The Northern Caucasus region a breeding ground for terrorists

Published 22 April 2013

For more than 150 years, the Northern Caucasus region of Russia has seen a restive population chafing under Russian – and, later, Soviet – rule. When the Soviet Union disintegrated in 1991, the separatist forces in Chechnya tried to negotiate independence from the Russian Federation, but failed. The separatists launched a campaign against the Russian rule in Chechnya, and in response, the Russian military invaded the territory, brutally suppressing the rebellion. Following their defeat in the 1994-95 war, the originally secular separatist movement turned toward Islamic radicalism: the seizure of power in Afghanistan by the Taliban, the creation of al Qaeda, and the support Islamic movements – and governments — offered fellow co-religionists in Bosnia-Herzegovina and, later, in Kosovo, persuaded Chechen separatist leaders that aligning their movement with the broader Islamic cause was the best path to secure support from the Muslim world in the form of money and fighters.

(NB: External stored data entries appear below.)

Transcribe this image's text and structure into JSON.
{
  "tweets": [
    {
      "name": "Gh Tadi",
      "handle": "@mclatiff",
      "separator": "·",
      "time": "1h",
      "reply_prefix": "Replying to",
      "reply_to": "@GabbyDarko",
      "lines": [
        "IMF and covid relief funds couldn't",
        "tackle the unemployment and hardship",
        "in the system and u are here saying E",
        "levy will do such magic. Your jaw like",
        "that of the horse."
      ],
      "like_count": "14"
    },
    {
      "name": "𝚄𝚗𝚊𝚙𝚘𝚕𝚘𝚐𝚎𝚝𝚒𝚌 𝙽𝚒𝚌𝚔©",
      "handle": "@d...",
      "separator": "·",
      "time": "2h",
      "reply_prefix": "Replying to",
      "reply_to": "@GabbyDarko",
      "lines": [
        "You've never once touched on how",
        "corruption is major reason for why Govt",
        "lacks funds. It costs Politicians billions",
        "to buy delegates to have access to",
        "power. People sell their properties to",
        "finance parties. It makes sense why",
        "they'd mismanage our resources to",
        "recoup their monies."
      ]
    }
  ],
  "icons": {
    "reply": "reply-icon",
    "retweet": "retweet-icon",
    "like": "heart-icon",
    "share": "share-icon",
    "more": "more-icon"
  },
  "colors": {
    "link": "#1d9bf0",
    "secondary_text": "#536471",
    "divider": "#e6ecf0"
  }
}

This affiliation with the global Jihadi movement became even stronger after the second round of Russian military intervention in Chechnya, in 1999-2000. More than 200,000 have so far been killed in Chechnya, nearly all of them Chechen civilians killed by the Russian army, and hundreds of thousands more have been turned into refugees. Russia has been roundly criticized for its military tactics in the two rounds of war, tactics which included carpet-bombing of cities — including the flattening of the capital city of Grozny — and indiscriminate artillery shelling and missile attacks on civilian neighborhoods.